The governor elect is named Bobby Jindal. He is a second generation American. His parents are immigrants from India. They are ethnic Punjabi people, and Bobby's real name is Amar Raj. In the news article, "Indian-American" was not a reference to Native Americans; it was a reference to people from India who are now Americans. I should have known this. Then, I wondered, why is it that these Indians seem to do so much better than own Indians?
According to the 2000 Census, the median household income of Indian-Americans was $70,708. The national median is $ 50,046. The Native American median household income is only $ 33,627. Indian-Americans are reported to own 50 percent of all economy lodging and 37 percent of all hotels in the U.S. And according to the American Association of Physicians of Indian Origin, there are close to 41,000 Indian American doctors. Just last month Indra Nooyi, an Indian woman, was named CEO of PepsiCo. Indian-Americans have done very well in America. Why is that?

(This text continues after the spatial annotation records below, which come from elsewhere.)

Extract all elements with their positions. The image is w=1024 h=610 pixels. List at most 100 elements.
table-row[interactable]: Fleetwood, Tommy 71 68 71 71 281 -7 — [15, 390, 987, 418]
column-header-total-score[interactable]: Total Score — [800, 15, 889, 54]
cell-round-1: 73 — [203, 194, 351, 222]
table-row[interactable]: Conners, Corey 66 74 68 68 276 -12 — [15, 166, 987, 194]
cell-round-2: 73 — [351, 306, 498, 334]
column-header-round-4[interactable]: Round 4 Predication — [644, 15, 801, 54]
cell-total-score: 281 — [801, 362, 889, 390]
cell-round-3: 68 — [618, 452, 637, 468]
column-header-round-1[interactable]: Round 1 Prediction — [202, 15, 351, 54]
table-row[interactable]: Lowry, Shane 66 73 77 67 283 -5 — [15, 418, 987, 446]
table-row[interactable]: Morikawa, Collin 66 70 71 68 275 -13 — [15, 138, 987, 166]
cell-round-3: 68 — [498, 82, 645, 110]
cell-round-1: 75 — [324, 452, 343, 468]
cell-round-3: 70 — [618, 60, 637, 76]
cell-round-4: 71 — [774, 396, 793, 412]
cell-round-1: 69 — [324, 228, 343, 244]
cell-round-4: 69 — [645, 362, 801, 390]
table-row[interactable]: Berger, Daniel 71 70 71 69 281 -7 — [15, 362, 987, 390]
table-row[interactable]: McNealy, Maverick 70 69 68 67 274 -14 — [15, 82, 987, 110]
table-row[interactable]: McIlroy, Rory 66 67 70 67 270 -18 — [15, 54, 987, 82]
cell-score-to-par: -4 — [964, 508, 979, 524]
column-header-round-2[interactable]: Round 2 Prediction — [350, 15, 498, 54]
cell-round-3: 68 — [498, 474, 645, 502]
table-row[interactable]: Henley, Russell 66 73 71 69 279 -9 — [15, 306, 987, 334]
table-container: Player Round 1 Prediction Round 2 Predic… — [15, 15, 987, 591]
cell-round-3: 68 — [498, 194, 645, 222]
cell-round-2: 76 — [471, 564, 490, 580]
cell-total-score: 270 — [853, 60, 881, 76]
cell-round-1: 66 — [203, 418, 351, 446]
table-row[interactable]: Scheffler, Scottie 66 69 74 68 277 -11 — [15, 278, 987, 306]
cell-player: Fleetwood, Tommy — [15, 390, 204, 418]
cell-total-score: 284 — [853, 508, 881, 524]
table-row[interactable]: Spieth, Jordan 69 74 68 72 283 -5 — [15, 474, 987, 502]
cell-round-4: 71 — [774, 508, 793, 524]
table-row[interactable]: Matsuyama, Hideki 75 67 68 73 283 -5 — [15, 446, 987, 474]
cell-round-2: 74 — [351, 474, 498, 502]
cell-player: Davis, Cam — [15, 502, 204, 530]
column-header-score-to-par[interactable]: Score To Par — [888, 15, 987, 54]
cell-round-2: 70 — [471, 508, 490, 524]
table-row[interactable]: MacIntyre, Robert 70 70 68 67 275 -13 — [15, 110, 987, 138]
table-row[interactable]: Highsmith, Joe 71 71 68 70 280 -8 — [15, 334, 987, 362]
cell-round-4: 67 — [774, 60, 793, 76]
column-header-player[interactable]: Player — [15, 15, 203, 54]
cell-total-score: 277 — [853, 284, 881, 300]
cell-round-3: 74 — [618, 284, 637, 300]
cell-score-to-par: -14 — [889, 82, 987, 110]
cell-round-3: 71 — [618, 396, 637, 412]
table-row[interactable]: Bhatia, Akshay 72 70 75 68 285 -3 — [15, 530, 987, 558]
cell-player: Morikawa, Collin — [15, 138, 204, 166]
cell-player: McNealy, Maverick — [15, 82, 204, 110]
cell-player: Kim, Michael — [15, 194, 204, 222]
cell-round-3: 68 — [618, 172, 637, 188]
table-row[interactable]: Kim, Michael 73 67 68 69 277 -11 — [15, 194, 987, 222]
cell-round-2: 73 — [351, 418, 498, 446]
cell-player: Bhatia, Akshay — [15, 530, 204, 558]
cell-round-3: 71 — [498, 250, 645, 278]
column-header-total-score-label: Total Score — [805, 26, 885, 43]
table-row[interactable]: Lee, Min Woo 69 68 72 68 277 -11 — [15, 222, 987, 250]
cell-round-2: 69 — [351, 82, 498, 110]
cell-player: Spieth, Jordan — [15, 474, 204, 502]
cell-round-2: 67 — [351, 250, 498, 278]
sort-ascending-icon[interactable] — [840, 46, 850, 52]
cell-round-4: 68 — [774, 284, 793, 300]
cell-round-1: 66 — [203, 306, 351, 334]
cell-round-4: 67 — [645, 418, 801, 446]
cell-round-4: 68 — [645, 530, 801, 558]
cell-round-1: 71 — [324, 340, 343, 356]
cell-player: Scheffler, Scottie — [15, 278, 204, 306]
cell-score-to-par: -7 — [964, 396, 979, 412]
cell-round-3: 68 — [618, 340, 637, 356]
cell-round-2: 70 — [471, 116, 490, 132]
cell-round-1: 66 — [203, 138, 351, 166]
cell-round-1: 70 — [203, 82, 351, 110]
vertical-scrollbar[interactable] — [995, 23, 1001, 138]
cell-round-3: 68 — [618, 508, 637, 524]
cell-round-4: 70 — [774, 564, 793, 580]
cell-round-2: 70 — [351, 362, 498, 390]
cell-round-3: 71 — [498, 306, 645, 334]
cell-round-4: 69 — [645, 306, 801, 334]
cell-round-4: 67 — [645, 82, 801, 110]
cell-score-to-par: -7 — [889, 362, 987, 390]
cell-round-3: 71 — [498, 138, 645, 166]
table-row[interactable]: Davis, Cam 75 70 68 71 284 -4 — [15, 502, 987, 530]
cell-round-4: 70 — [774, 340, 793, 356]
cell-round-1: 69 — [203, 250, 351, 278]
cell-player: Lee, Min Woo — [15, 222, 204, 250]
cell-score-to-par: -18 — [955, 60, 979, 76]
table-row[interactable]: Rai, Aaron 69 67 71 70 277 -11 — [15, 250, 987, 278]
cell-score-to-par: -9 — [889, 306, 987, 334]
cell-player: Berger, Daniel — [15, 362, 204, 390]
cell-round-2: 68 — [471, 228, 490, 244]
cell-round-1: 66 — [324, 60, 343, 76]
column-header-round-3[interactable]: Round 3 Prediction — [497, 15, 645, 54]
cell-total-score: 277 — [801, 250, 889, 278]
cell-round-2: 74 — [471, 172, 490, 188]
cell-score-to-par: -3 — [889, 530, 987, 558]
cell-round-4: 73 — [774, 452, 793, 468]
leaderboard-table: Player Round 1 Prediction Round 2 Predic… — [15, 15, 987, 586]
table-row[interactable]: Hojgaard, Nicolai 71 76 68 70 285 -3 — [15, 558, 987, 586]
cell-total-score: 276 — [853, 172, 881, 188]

According to Indian-American business man and Duke University adjunct professor, Vivek Wadhwa, Indian-Americans are successful because of education, family expectations and support, humility, and hard work. Over 63.9 percent of Indians over 25 years old have at least a bachelor's degree, compared with the national average of 24.4 percent. "Indians believe that education is the best way to rise above poverty and hardship." Indian young adults are expected by their families to work hard and to make sacrifices.
According to Mr. Wadhwa, "Leaving social status behind in his home country and working his way up from the bottom of the ladder in an adopted land is a humbling process."
The family has become the support network. Instead of looking for the government to help them out, they are prepared to help each other out.
You see these traits in the Louisiana Governor Elect Bobby Jindal. He has worked hard, graduating with honors from Brown University, attained a master's degree from Oxford University as a Rhodes Scholar and has worked his way up through positions in state and federal government. He was elected to Congress in 2003 and now elected the next governor of Louisiana.
What was it again - education, family expectations and support, humility, and hard work? This formula could work for any family in America trying to get ahead. Instead of looking for the government to do something for you, go to work doing something for yourself. This is also what the Bible teaches. Solomon wrote, "Work brings profit, but mere talk leads to poverty!" (Proverbs 14:23, NLT). The work-ethic of the Indian-Americans is a good reminder to all Americans of what it takes to succeed.